Department of Neuroscience, University of Virginia School of Medicine, 409 Lane Rd, PO Box 801392, Charlottesville, VA, 22908, USA.
J Assoc Res Otolaryngol. 2014 Feb;15(1):13-30. doi: 10.1007/s10162-013-0425-9. Epub 2013 Nov 22.
Phalloidin, a toxin isolated from the death cap mushroom, Amanita phalloides, binds to filamentous actin with high affinity, and this has made fluorophore-conjugated phalloidin a useful tool in cellular imaging.
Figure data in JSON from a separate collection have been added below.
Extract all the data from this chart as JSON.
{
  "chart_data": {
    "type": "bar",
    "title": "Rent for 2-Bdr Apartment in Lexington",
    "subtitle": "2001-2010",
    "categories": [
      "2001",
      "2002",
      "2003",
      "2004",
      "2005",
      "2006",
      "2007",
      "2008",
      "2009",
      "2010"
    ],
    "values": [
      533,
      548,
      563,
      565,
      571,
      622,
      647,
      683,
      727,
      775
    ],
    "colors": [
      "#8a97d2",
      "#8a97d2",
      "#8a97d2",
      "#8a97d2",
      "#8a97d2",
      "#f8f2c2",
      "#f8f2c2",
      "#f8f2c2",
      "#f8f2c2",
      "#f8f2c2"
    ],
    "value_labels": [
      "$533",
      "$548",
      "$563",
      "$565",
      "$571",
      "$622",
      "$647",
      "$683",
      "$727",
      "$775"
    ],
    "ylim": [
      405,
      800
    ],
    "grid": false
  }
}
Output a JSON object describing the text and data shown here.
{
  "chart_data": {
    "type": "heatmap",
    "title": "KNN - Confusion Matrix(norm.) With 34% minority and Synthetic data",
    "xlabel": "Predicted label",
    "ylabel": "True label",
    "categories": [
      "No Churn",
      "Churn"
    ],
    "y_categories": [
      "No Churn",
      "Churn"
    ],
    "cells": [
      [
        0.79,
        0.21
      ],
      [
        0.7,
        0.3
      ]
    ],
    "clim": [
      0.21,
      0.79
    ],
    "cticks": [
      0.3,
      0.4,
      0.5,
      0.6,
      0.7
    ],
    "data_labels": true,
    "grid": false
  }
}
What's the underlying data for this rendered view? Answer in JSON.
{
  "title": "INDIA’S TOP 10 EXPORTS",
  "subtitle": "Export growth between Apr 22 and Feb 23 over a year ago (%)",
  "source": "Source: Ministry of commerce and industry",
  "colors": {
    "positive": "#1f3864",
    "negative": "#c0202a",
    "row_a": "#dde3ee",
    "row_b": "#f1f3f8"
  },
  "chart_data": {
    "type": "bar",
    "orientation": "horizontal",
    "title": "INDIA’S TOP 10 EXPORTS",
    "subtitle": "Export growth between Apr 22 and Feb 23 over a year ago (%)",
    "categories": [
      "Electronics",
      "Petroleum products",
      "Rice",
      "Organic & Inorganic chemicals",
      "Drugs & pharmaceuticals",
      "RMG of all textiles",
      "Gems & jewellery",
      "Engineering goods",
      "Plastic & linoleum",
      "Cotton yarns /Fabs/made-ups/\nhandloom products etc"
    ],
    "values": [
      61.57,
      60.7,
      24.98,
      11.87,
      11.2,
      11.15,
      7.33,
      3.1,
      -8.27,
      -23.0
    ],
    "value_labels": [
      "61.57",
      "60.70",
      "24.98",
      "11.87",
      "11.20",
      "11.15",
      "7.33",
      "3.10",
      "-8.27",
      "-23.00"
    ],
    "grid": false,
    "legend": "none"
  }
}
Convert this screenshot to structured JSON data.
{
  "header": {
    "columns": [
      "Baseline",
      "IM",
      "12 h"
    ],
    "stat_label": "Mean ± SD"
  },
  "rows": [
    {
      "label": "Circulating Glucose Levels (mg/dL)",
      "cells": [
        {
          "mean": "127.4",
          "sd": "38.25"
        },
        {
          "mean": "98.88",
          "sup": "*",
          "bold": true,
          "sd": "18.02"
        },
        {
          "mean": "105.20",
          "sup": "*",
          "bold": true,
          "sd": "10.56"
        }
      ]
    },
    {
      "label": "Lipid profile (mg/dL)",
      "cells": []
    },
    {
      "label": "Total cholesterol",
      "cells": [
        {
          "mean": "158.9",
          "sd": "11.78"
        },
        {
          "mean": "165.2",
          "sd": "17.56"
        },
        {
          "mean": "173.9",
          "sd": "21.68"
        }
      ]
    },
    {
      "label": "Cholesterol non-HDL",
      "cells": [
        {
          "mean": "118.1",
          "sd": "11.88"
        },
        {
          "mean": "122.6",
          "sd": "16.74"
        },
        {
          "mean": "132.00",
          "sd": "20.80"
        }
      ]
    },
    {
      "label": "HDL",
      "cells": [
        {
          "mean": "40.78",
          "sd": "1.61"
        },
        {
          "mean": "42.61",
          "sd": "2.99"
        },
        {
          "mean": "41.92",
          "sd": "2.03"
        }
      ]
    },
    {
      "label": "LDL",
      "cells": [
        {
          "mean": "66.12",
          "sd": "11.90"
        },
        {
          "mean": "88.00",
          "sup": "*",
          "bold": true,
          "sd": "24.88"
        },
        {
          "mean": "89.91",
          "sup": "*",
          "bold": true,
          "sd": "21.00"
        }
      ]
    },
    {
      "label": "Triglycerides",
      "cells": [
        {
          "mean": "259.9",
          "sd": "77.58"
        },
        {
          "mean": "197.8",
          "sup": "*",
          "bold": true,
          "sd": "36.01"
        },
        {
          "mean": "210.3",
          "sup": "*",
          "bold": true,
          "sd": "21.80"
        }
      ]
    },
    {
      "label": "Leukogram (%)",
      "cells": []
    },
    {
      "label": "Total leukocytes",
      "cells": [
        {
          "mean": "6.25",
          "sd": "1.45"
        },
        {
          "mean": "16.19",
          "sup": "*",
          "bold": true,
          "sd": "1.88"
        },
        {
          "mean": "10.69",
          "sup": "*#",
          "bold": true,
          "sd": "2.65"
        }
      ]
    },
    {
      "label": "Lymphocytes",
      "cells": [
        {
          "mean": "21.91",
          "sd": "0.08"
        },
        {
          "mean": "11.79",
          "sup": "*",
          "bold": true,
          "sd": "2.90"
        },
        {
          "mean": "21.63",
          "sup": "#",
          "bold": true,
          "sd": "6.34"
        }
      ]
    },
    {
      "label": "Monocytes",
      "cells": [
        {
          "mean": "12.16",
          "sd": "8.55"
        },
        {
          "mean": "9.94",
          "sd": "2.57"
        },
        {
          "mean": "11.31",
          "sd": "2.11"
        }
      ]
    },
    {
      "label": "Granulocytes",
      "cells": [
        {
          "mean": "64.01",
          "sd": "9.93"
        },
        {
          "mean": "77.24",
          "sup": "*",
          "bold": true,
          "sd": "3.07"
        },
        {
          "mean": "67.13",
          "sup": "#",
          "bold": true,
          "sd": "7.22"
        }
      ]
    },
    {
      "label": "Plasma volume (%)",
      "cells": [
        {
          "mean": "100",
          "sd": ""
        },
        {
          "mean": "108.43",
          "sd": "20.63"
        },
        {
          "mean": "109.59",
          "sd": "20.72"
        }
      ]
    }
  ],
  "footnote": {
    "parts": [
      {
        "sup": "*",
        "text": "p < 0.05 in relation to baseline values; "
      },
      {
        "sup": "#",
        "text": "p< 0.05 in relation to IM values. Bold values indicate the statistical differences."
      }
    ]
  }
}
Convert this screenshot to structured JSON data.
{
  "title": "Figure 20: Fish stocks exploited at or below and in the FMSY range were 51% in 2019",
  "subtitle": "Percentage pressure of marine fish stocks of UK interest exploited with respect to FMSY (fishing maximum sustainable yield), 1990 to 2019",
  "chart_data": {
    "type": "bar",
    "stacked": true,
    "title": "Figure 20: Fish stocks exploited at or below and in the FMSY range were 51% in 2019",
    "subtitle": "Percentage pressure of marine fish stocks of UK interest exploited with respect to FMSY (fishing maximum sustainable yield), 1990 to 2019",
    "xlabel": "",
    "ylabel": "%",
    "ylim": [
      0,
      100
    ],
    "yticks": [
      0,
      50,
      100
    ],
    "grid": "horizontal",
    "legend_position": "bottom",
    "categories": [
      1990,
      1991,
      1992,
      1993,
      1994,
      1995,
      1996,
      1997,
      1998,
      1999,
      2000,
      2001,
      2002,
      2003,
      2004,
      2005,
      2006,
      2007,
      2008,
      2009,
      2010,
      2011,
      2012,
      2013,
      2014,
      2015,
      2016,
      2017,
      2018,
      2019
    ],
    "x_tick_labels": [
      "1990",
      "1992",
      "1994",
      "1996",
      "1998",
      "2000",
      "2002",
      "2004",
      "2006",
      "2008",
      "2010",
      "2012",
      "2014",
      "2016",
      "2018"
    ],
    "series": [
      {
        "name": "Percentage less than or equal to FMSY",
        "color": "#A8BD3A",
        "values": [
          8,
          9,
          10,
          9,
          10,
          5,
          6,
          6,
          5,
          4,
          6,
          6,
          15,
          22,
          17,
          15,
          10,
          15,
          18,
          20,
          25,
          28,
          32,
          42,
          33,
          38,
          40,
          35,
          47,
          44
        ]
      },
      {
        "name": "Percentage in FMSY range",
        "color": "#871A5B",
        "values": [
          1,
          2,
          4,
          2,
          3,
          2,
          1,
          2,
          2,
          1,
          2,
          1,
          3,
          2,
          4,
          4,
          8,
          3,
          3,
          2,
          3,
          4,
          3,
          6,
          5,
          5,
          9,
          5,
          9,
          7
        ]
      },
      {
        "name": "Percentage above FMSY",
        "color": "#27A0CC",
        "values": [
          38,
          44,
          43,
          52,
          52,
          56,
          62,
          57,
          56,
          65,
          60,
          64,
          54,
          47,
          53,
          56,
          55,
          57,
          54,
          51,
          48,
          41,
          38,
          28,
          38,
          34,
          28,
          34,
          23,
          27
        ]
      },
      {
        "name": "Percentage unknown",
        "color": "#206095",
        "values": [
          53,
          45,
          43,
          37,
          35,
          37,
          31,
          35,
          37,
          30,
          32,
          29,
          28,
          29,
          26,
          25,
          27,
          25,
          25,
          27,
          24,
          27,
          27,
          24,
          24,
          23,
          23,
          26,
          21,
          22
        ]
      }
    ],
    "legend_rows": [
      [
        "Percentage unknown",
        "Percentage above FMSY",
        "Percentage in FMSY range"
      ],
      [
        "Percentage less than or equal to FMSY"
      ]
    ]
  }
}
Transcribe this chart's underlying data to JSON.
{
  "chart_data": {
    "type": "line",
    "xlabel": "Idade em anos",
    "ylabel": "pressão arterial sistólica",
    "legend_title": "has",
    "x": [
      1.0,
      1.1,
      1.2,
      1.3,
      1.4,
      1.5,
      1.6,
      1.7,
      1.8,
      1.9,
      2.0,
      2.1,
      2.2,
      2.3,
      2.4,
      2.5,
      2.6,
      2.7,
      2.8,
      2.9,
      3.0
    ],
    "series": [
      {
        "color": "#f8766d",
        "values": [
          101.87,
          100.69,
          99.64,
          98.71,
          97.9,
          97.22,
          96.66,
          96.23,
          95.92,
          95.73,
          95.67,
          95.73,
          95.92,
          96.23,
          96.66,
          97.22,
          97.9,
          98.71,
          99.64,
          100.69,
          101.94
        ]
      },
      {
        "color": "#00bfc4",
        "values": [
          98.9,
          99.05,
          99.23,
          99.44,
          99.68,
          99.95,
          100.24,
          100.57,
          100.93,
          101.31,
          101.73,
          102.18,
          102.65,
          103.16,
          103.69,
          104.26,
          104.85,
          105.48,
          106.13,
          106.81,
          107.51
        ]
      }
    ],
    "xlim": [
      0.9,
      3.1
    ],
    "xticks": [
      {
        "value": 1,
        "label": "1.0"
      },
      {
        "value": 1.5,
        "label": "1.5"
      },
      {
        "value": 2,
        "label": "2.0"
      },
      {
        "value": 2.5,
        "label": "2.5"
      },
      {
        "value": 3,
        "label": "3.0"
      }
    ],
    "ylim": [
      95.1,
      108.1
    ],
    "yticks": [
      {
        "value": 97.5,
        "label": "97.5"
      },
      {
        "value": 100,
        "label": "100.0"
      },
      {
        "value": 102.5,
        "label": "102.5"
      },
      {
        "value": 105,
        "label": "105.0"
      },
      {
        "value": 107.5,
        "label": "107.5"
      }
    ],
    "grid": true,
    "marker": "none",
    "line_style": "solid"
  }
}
Hepatocytes take up phalloidin via the liver-specific organic anion transporting polypeptide 1b2, but phalloidin does not permeate most living cells. Rapid entry of styryl dyes into live hair cells has been used to evaluate function, but the usefulness of those fluorescence dyes is limited by broad and fixed absorption spectra. Since phalloidin can be conjugated to fluorophores with various spectra, we investigated whether it would permeate living hair cells. When we incubated mouse utricles in 66 nM phalloidin-CF488A and followed that by washes in phalloidin-free medium, we observed that it entered a subset of hair cells and labeled entire hair bundles fluorescently after 20 min. Incubations of 90 min labeled nearly all the hair bundles. When phalloidin-treated utricles were cultured for 24 h after washout, the label disappeared from the hair cells and progressively but heterogeneously labeled filamentous actin in the supporting cells. We investigated how phalloidin may enter hair cells and found that P2 receptor antagonists, pyridoxalphosphate-6-azophenyl-2', 4'-disulfonic acid and suramin, blocked phalloidin entry, while the P2Y receptor ligands, uridine-5'-diphosphate and uridine-5'-triphosphaste, stimulated uptake. Consistent with that, the P2Y6 receptor antagonist, MRS 2578, decreased phalloidin uptake. The results show that phalloidin permeates live hair cells through a pathway that requires metabotropic P2Y receptor signaling and suggest that phalloidin can be transferred from hair cells to supporting cells in culture.
鬼笔环肽,一种从毒蕈鹅膏(Amanita phalloides)中分离出的毒素,能与丝状肌动蛋白高亲和力结合,这使得荧光鬼笔环肽成为细胞成像的有用工具。肝细胞通过肝脏特异性有机阴离子转运多肽 1b2 摄取鬼笔环肽,但鬼笔环肽不能渗透大多数活细胞。吖啶染料快速进入活毛细胞已被用于评估功能,但这些荧光染料的有用性受到广泛且固定的吸收光谱的限制。由于鬼笔环肽可以与具有各种光谱的荧光团结合,我们研究了它是否会渗透活毛细胞。当我们将小鼠内耳在 66 nM 鬼笔环肽-CF488A 中孵育,然后在无鬼笔环肽的培养基中进行洗涤时,我们观察到它进入了一部分毛细胞,并在 20 分钟后使整个毛束荧光标记。90 分钟的孵育几乎标记了所有的毛束。在洗涤后 24 小时的培养中,用鬼笔环肽处理的内耳中,标记从毛细胞中消失,并逐渐但不均匀地标记支持细胞中的丝状肌动蛋白。我们研究了鬼笔环肽如何进入毛细胞,发现 P2 受体拮抗剂吡哆醛-6-偶氮苯-2',4'-二磺酸和苏拉明阻断了鬼笔环肽的进入,而 P2Y 受体配体,尿嘧啶 5'-二磷酸和尿嘧啶 5'-三磷酸,刺激了摄取。与之一致的是,P2Y6 受体拮抗剂 MRS 2578 减少了鬼笔环肽的摄取。结果表明,鬼笔环肽通过需要代谢型 P2Y 受体信号的途径渗透活毛细胞,并表明鬼笔环肽可以从毛细胞转移到培养中的支持细胞。